By Amanda Morrall (email)
Another cracker day in the blogosphere. Happy reading folks. Don't forgot to send me your inspirational stories about your passion pursuits. Please and thank you.
1) Living below your means
I might have to break my no book buying policy and crack open my wallet after reading this interview with author Richard Watts, whose book Fables Of Fortune:What Rich People Have That You Don't Want I mentioned in my column yesterday. On second thought, I'll be putting in a request for a review to my book editor at The Press or else marching down to the library to shed some unwanted Christmas baggage, and more importantly save money.
Watts, a California lawyer, writes candidly about the warts and wrinkles of being rich and brings a refreshing and much needed perspective to the pursuit of wealth. In an interview with the Globe and Mail, Watt reveals what lessons the middle class can learn from the mistakes of the super rich. For example, how you won't do your kids any favours by spoiling them rotten. I've heard some horror stories myself on that one from my own network of super-rich Kiwi friends.
Watt's boils his advice down to this. Live below your means without letting your wants turn into needs. And here's the money quote:
"Be like Warren Buffett and treat your money like a giant security blanket.''
2) Educational perks for women
I don't need selling on education but any woman in doubt will take heart from Canadian economist Marina Adshade's latest column on the hazards of dating and being single in your 40s. After being told by a male mate that she (age 44) was doomed only to attract men in their 60s, Adshade (who has found a niche writing about money and sex) did her research.
She found some encouraging data that suggests despite the stereotype of the desperate and lonely 40-plus spinster, educated women of a certain age stand a not too shabby chance of dating younger; an average of five years if they are education working women. It seems younger men, who'd rather spend less time in the boardroom and more time (well anywhere else) don't mind the age gap. Another good reason to invest in one's education and stay active in the work force ladies.
3) Pay as you go university
Given the cost of a higher education today and the diminishing or rather bleak returns for new graduates, it is easy to understand how some folks, regardless of gender and any peripheral perks, might be disillusioned with university.
Here's a thought from one clever U.K. student blogging on the subject for Guardian Money; introducing a pay as you go system that rewards the good lecturers and tips over-paid Ivory Tower micro-micro managers to what students really want. In essence, giving students consumers some choice. Terrific blog. Read it.
4) Giving up on perfectionism
According to my star sign (Virgo), I'm a perfectionist. I think perhaps I missed out on that trait being on the cusp. Or perhaps it is because I'm a perfectionist, that I don't think I am. Nah, I'm no perfectionist. My typos attest for that. (Eds: Hmmm. Yes.)
In any case, I enjoyed this frank item from mintingnickels pointing out how perfectionism is not a prerequisite to success as evidenced by the number of businessmen and women who despite their forgetfulness, bad service or egregious spelling mistakes, still manage to make truck loads of money.
At the risk of sounding like a perfectionist, I think it is something you should strive for however I would agree with the blogger that you shouldn't let you own perceived shortcomings hold you back from trying to make a go of it, professionally or personally.
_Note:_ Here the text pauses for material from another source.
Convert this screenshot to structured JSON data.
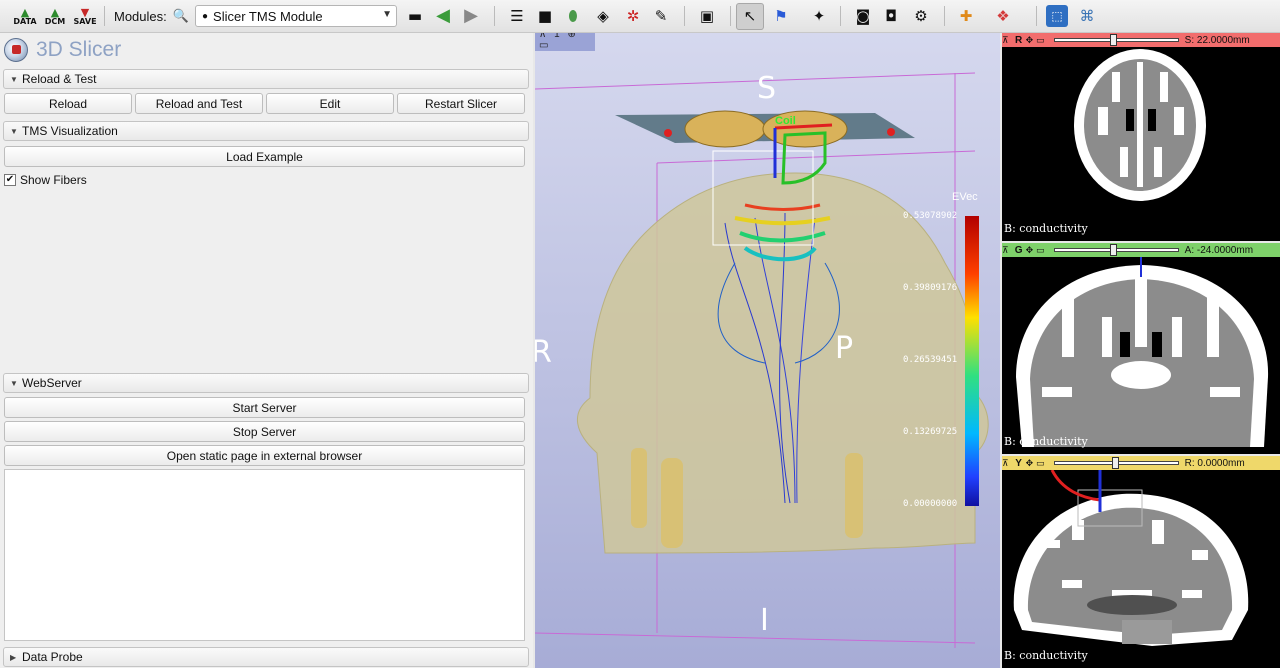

At the end of the day, I tend to think integrity is what separates the wheat from the chaff.
5) Do you know what you're invested in?
How well can you really know someone? I've heard some shocking stories in my day that suggest not very well, even after 20 years of marriage. Investments might be regarded in a similar manner, at least that proved to be the case for many with failed collateral debt obligations and other bogus investments they presumed were going to make them rich.
I'm the first to admit that investment statements aren't sexy but you ignore them at your own peril.